Friday, June 17, 2016

Option Expiration Day - Update

     June 17 was an option expiration day for 2 options that I sold in the past.  When selling an option,  if the option in not "in the money" then the option will expire worthless on expiration day.  When selling options, a premium is paid up front to the seller of the option.
      I recently sold a put option in Telus Communications with a $41.00 strike price with a premium of $45.05 after commissions. With the option expiring worthless, I will look at the option chain and try to sell another put option if the premium that will be received will be adequate.
      A few months ago, I sold a covered call in  Royal Bank with a strike price of $80.00.  I received a premium of $59.05 after commissions.  With a covered call, the option will expire worthless when the price of the stock is below the strike price. With the option expiring worthless, I will look at the option chain for Royal Bank and see if there is a good option premium that can be paid to me.

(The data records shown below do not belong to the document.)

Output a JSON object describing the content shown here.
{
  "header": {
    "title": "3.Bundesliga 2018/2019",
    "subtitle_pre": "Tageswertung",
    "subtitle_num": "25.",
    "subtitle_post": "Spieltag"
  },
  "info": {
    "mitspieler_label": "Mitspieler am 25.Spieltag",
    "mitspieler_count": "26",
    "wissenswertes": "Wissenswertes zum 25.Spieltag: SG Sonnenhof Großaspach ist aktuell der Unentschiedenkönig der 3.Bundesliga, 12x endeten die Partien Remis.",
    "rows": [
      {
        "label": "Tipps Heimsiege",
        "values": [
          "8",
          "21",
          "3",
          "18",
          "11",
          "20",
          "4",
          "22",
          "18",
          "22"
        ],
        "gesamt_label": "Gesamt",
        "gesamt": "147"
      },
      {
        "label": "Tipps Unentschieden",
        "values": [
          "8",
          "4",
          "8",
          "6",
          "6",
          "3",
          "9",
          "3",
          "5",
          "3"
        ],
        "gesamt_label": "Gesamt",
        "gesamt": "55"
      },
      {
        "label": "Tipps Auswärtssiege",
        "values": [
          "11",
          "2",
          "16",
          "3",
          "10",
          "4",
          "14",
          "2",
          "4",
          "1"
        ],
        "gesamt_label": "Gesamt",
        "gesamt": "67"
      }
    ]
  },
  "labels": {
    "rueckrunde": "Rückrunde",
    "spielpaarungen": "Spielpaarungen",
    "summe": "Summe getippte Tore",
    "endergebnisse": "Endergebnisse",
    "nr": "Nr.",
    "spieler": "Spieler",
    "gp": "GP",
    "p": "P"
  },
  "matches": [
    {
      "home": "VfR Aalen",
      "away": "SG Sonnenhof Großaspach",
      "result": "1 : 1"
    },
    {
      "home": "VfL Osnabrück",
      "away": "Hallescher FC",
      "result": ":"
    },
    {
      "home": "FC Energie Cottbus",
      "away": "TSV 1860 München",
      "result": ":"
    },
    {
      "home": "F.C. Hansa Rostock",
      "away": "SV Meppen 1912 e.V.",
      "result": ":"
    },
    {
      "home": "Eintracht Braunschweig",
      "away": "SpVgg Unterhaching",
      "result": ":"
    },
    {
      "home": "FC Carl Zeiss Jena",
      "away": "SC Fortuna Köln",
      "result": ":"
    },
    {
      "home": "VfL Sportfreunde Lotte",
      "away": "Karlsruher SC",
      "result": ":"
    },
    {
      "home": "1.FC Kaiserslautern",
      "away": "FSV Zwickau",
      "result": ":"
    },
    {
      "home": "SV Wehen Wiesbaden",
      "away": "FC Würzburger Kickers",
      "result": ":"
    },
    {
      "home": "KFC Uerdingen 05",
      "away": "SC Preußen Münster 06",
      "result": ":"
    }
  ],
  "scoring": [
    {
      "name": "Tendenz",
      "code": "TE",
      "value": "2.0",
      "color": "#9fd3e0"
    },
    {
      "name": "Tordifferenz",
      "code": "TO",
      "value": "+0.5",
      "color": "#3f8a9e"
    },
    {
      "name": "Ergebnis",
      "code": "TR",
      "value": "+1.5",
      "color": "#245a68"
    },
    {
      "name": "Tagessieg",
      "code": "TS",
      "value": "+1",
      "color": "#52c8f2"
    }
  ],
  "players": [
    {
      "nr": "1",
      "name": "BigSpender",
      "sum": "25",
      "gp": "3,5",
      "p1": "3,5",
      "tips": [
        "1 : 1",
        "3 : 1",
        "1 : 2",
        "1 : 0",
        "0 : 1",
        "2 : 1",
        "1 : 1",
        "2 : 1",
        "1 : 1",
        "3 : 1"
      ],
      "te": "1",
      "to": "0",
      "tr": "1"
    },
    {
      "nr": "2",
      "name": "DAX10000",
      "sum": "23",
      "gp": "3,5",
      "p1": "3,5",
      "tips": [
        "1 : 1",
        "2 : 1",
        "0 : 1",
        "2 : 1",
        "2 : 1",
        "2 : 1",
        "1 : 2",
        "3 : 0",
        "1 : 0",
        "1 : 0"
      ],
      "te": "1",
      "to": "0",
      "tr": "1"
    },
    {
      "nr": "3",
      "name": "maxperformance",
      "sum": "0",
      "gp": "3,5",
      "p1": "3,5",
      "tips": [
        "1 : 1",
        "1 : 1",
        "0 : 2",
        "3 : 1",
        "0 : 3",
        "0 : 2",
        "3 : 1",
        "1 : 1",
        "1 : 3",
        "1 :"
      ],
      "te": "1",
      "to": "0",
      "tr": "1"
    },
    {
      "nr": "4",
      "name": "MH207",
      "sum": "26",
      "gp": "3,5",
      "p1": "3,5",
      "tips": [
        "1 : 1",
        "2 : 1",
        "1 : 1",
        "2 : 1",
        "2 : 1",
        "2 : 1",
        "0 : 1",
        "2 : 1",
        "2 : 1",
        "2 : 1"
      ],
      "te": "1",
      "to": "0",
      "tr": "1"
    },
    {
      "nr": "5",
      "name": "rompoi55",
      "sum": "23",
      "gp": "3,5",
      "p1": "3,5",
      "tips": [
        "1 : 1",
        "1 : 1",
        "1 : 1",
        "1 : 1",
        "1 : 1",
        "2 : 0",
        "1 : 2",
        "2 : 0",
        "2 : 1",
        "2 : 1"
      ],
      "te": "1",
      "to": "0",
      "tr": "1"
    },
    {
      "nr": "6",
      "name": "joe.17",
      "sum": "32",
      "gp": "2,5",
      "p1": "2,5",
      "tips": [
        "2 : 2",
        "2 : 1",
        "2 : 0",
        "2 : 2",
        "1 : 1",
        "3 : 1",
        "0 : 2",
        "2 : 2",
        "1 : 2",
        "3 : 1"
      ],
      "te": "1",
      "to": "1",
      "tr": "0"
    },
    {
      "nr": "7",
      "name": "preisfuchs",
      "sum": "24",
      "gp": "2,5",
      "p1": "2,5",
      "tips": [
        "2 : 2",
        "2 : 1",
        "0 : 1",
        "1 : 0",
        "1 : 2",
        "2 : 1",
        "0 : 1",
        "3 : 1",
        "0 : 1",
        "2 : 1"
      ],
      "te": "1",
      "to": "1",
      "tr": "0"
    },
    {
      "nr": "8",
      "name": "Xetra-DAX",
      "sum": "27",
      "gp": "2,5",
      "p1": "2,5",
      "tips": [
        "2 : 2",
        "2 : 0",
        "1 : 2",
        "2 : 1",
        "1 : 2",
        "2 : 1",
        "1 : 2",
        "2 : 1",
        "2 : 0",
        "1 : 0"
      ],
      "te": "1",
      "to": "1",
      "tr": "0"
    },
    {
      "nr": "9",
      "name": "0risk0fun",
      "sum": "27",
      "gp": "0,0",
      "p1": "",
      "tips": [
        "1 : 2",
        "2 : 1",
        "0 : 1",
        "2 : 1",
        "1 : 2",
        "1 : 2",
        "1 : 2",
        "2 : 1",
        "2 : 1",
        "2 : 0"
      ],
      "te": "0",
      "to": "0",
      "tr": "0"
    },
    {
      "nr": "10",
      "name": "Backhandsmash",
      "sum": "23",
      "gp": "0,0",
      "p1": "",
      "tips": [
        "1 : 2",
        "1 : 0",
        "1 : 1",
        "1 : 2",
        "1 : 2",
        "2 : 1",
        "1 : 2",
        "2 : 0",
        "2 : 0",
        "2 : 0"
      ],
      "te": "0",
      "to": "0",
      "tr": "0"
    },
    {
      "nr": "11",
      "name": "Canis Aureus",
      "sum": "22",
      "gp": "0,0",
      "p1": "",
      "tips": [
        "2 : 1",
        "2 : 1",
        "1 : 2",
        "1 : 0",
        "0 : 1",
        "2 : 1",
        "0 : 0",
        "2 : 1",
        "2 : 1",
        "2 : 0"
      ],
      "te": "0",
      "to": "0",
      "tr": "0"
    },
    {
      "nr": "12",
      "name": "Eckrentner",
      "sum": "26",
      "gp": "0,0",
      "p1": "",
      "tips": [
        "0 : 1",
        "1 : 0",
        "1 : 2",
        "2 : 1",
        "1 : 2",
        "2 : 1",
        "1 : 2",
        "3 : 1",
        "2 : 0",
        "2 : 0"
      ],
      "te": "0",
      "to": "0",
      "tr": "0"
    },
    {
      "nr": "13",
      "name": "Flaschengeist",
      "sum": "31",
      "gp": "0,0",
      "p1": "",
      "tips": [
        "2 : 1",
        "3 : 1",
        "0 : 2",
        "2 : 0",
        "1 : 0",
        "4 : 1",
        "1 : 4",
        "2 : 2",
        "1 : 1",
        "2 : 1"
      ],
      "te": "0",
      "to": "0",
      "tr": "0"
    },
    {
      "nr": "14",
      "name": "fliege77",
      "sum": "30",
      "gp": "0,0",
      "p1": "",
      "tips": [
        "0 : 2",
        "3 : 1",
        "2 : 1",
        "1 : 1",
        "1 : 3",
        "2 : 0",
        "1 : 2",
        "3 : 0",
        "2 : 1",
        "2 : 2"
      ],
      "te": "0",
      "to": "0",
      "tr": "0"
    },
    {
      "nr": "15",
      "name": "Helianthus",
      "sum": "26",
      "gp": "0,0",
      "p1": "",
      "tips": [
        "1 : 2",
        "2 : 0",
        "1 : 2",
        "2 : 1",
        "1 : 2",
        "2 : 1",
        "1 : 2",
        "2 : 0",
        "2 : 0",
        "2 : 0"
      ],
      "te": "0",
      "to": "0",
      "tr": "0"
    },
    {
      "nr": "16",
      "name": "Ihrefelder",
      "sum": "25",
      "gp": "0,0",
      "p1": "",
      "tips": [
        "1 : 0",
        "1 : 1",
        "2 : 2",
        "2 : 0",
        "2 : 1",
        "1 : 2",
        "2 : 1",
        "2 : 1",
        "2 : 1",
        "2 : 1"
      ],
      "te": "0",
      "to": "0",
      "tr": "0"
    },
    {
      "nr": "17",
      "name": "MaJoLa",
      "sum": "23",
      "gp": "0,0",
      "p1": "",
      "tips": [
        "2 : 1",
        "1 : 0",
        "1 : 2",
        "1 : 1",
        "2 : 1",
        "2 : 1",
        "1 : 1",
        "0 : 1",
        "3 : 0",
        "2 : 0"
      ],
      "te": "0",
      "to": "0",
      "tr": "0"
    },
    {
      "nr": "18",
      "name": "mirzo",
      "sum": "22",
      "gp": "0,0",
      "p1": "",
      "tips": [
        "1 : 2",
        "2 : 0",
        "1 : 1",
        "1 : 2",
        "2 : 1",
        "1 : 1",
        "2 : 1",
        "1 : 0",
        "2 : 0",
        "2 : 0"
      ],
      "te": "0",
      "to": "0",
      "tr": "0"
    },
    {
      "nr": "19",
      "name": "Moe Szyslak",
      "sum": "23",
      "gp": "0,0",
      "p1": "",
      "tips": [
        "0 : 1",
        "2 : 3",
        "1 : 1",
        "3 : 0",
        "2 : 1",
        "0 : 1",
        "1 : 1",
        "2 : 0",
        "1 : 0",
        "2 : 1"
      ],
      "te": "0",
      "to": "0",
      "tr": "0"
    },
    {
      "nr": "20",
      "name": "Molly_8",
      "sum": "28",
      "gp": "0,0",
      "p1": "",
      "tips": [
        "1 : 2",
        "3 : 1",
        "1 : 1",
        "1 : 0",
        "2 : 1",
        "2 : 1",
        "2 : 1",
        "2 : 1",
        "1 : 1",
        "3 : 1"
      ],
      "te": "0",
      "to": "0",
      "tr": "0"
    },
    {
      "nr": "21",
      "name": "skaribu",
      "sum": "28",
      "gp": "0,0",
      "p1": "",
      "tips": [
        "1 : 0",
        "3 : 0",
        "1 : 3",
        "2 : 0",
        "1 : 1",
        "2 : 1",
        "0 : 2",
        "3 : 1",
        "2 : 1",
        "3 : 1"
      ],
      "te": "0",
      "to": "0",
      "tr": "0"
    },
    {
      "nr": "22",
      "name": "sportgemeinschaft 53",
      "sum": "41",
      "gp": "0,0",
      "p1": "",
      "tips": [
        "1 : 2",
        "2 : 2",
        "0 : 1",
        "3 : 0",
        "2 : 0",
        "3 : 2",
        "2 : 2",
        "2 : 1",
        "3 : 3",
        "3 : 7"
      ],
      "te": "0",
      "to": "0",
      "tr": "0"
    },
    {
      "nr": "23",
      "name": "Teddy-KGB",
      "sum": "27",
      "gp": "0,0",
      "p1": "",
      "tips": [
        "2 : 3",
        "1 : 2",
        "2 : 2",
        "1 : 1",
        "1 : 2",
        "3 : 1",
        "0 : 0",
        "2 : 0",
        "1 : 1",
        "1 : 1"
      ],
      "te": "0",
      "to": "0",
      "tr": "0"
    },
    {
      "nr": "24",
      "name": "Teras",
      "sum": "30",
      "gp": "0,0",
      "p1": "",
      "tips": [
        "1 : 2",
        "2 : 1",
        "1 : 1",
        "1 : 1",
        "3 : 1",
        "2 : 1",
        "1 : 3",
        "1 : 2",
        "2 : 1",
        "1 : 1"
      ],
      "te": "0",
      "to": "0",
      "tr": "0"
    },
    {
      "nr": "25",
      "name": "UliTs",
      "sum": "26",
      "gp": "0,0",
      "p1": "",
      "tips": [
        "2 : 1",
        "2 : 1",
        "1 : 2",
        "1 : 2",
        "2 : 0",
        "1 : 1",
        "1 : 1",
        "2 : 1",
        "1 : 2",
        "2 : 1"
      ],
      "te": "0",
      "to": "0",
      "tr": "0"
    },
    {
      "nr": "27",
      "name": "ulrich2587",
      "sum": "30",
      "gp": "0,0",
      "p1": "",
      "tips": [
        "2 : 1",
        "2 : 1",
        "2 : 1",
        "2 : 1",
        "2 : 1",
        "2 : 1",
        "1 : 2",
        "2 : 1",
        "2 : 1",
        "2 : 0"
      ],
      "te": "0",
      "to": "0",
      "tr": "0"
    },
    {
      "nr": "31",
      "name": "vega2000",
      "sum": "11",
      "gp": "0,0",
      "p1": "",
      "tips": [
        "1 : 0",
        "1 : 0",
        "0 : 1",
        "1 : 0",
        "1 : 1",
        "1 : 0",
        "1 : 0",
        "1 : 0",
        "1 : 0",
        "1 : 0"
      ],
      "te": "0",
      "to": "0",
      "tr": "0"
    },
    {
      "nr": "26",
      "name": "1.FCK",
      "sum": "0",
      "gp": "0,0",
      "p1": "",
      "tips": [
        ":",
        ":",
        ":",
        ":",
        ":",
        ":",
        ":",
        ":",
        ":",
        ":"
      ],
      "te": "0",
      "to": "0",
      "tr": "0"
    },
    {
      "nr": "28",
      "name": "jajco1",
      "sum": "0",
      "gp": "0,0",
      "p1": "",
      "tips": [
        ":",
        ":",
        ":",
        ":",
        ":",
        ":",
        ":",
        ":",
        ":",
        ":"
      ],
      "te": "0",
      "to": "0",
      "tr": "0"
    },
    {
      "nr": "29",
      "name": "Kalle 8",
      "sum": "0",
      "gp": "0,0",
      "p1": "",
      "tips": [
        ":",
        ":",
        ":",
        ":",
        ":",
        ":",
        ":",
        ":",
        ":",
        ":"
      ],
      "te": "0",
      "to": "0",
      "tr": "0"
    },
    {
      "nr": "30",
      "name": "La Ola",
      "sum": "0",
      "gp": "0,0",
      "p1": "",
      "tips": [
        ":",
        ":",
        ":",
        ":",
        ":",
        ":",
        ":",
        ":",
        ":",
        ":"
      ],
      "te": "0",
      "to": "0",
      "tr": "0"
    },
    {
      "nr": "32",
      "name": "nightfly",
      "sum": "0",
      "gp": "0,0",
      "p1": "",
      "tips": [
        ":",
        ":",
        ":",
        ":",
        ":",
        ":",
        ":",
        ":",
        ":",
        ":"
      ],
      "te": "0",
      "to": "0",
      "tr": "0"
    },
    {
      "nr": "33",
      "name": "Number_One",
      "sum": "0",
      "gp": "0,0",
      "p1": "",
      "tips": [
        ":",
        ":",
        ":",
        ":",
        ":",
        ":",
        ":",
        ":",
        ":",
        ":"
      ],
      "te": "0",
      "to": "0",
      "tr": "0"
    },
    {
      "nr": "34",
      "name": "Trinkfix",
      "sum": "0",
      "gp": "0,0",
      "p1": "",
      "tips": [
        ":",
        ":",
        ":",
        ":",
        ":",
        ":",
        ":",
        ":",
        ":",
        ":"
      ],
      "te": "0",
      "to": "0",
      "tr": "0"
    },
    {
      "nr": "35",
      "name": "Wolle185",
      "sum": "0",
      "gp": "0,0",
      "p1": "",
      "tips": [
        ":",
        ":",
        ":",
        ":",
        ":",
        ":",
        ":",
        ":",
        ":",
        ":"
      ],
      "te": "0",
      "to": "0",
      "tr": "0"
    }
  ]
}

    Selling options can be risky.   Selling options allows an investor or trader to get paid a premium up front.  This option premium increases your returns besides collect dividends and interest.  When you sell a put option you can hedge yourself by buying a put option.  The goal is pay less in option premium when buying the put option than the premium you receive for selling the put option.  Buying a put option, the buyer has the choice to sell his or her shares at the strike price on or prior to option expiration.  Buying the put option, as mentioned here, is an insurance.

Disclosure:  Long RY

I am not a financial planner, financial advisor, accountant or tax attorney. The information on this blog represents my own thoughts and opinions and should NOT be taken as investment or business advice.

Every individual should do their due diligence to make their own financial decisions based on their financial situation and tolerance for risk.